A pressa em obter uma vacina também fez com que a Rússia atropelasse etapas essenciais para a verificação da segurança de novos compostos. Em agosto, o país surpreendeu o mundo ao anunciar o registro da Sputnik V, sem, no entanto, apresentar os dados dos ensaios clínicos de fase 1 e 2 aos quais ela foi submetida. O presidente Vladimir Putin apressou-se em garantir que o imunizante era seguro. “Gostaria de repetir que [a vacina] passou por todos os testes necessários”, afirmou o líder russo durante teleconferência com ministros do governo. Ele acrescentou ainda que uma de suas filhas havia sido vacinada e passava bem. Ela teria tido febre leve após receber a primeira dose do imunizante. “Depois da segunda injeção, teve febre leve de novo e depois tudo ficou bem. Está se sentindo bem e tem uma alta contagem de anticorpos”, disse Putin.

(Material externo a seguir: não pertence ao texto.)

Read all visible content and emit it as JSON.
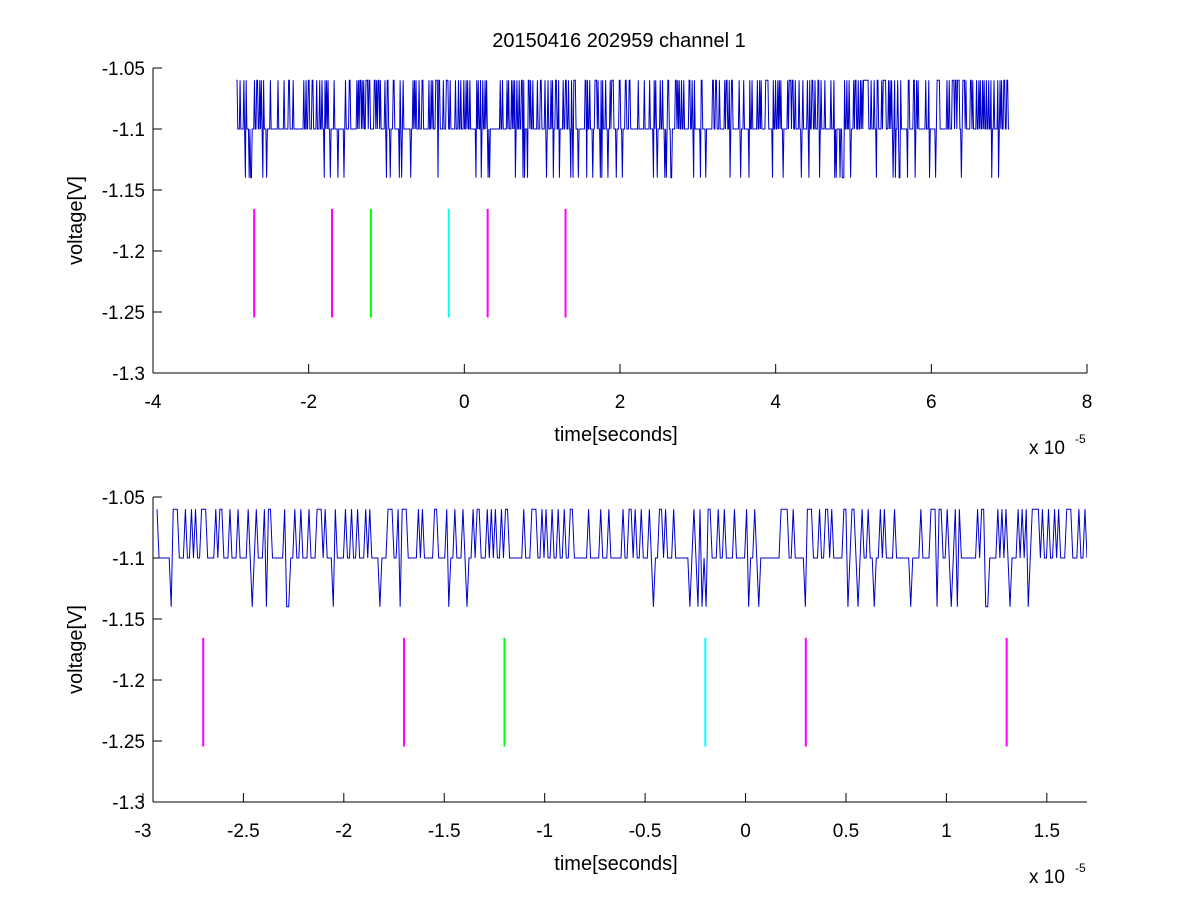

Pesquisadores do Centro de Pesquisas de Epidemiologia e Microbiologia Nikolai Gamaleya, em Moscou, demoraram quase três semanas para publicar um artigo na revista The Lancet detalhando os testes clínicos iniciais da vacina. Quase imediatamente, porém, um grupo de cientistas de diferentes instituições publicou uma carta manifestando preocupação com a consistência dos dados. “Embora a pesquisa seja potencialmente significativa, a apresentação das informações levanta várias preocupações, que demandam acesso aos dados brutos originais para uma investigação completa”, afirmam. 

Para além de eventuais ganhos científicos e tecnológicos e vantagens econômicas, a afoiteza da Rússia em entrar na corrida por uma vacina contra o novo coronavírus, segundo Mello-Théry, faria parte de uma estratégia do governo Putin para ampliar sua influência entre os países do Leste Europeu e Sudeste Asiático. “A ideia é se apresentar como uma alternativa às vacinas oferecidas pelos Estados Unidos, Reino Unido e China.” Vários países se mostraram interessados, inclusive o Brasil. Em agosto, o governo do Paraná anunciou tratativas para trabalhar em parceria com os russos. Mais recentemente, o Fundo Russo de Investimento Direto (RDIF) e a Secretaria de Saúde da Bahia firmaram acordo para colaborar na distribuição de 50 milhões de doses da Sputnik V no país.

Torreele alerta que o açodamento para aprovar uma vacina pode ter implicações graves na segurança e eficácia dos imunizantes. “A única maneira de determinar a segurança dos compostos é realizar testes clínicos com o maior número possível de pessoas, o que toma tempo. Os ensaios atuais têm sido criticados por não serem suficientemente diversificados e, mesmo que tentem incluir diferentes subpopulações, os números permanecerão pequenos para detectar efeitos colaterais menos frequentes.” Segundo ela, “esses fatores, somados às suspeitas de maquinações políticas para acelerar a aprovação de uma vacina, podem minar a confiança das populações na imunização contra o novo coronavírus”. 

Tais impactos já se refletem em pesquisas de opinião. Uma delas, realizada entre 9 e 11 de setembro pela empresa YouGov poll, aponta para um aumento da hesitação à vacinação contra a doença nos Estados Unidos. Em maio, 55% dos norte-americanos afirmaram que se vacinariam assim que o imunizante fosse aprovado. Esse número agora caiu para menos de um terço dos entrevistados. “No Brasil, pesquisa Ibope divulgada dia 5 de setembro verificou que um em cada quatro brasileiros resiste à ideia de tomar uma vacina contra a Covid-19”, comenta Dayane Machado, doutoranda do Departamento de Política Científica e Tecnológica da Universidade Estadual de Campinas (Unicamp).

O Brasil vive uma situação particular, na qual diferentes esferas de governo – federal, estadual e municipal – adotaram estratégias descoordenadas, às vezes contraditórias, em relação à pandemia. Para Machado, “isso tende a criar um sentimento de insegurança e desconfiança na população que pode ser difícil de reverter”. “É por isso que a única maneira de avançar no desenvolvimento de uma vacina e na construção de uma relação de confiança com a população é investindo na transparência total dos protocolos e dados dos ensaios clínicos e uma revisão independente e aberta por especialistas em saúde pública”, destaca Torreele.